Trading in the downtrend or reversals are considered as riskiest technique in Technical Analysis. But reversals can also be detected in a less risky way. Divergence is a very good technique to trade reversals in a less risky way and to pull out good chunk of money from trend reversals. Trend continuation can also be detected by Divergence.
When the price of an asset or security and an indicator index or other related asset move in opposite direction in the same range of time, then it is called divergence.
There are two types of divergence,
- 1. Regular Divergence
- 2. Hidden Divergence
- 3. Exaggerated Divergence
1. Regular Divergence:
This type of divergence detects trend reversals. Regular divergence can be Bullish or Bearish.
When the price is creating Lower Low (LL) but indicator is creating Higher Low (HL) then it is Regular Bullish Divergence, indicates a strong possibility of trend reversal from downtrend to uptrend. It happens when a security or assets price is in downtrend but indicator is going upward as indicators have specific range for which it can not react with extreme falls so it react against the price trend which is a divergence.
In the chart above (ACIFORMULA), we can see that Price created Lower Low (LL) while indicator (MACD crossovers) created Higher Low (HL) which is a Regular Bullish Divergence. MACD bullish crossover after detecting divergence is a very good entry opportunity for buying.
In the chart above (BEXIMCO), price has created Higher High (HH) but MACD indicator created Lower High (LH) in its crossovers which is a Regular Bearish Divergence. After detecting divergence 2nd MACD bearish crossover can be treated as a strong sell signal.
2. Hidden Divergence:
Divergences not only detect a potential trend reversal but also the continuation of current trend. Hidden divergences can detect the continuation of the trend.
In the chart (ISLAMICFIN) above, we can see that price created Higher Low (HL) while MACD indicator created Lower Low (LL) in its crossovers which is a Hidden Bullish Divergence which indicates that the uptrend will continue.

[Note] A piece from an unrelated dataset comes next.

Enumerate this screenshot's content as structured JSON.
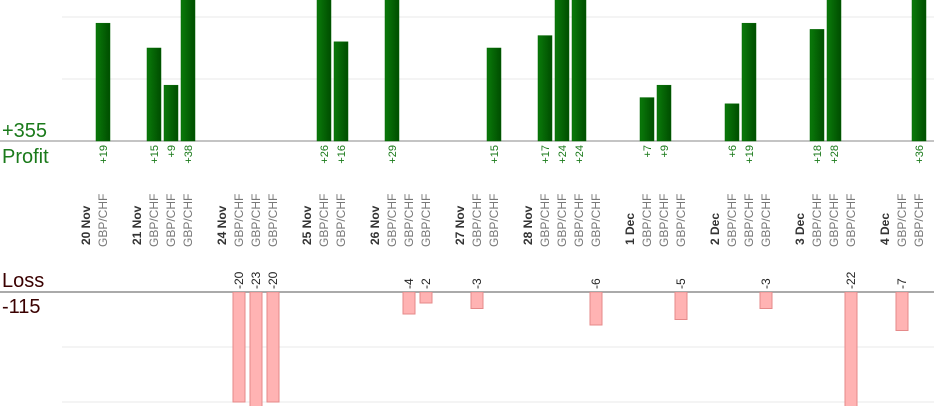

In the chart (DSEGEN) above, we can see that price created Lower High (LH) but MACD indicator created Higher High (HH) between its crossovers which is a Hidden Bearish Divergence, indicates that the downtrend will continue.
3. Exaggerated Divergence:
It is similar to Regular Divergence. The difference between these two divergences is, in Exaggerated Divergence price creates double tops/bottoms or Similar High/Low (SH/SL).
Exaggerated Bullish Divergence occurs, when the price is creating double bottom or similar lows (SL) but indicator is showing Higher Low (HL).In the chart (FASFIN) above, price created Similar Low (SL) or double bottom but MACD indicator is showing Higher Low (HL) between its crossovers which is Exaggerated Bullish Divergence indicates the flat trend will turn into uptrend soon.
Exaggerated Bearish Divergence occurs, when the price is creating double top/Similar High (SH) but indicator is showing Lower High (LH).
In the chart (DESCO) above, we can see that price created double top/Similar High (SH) while MACD indicator created Lower High (LH) between its crossovers which is Exaggerated Bearish Divergence indicating a strong possibility of downtrend.
Now lets make a trading strategy based on divergence.
Moving Average Convergence Divergence (MACD)
1. Identify the divergence
2. After identifying divergence, use MACD crossover to take final entry decision.
1. Use MACD reverse crossover to exit.
2. Or, use fixed stop of 20% or 30% or else.
3. Or, use trailing stop.
1. Use 6-7% stop loss.
2. Or, exit when reverse crossover occurs in MACD.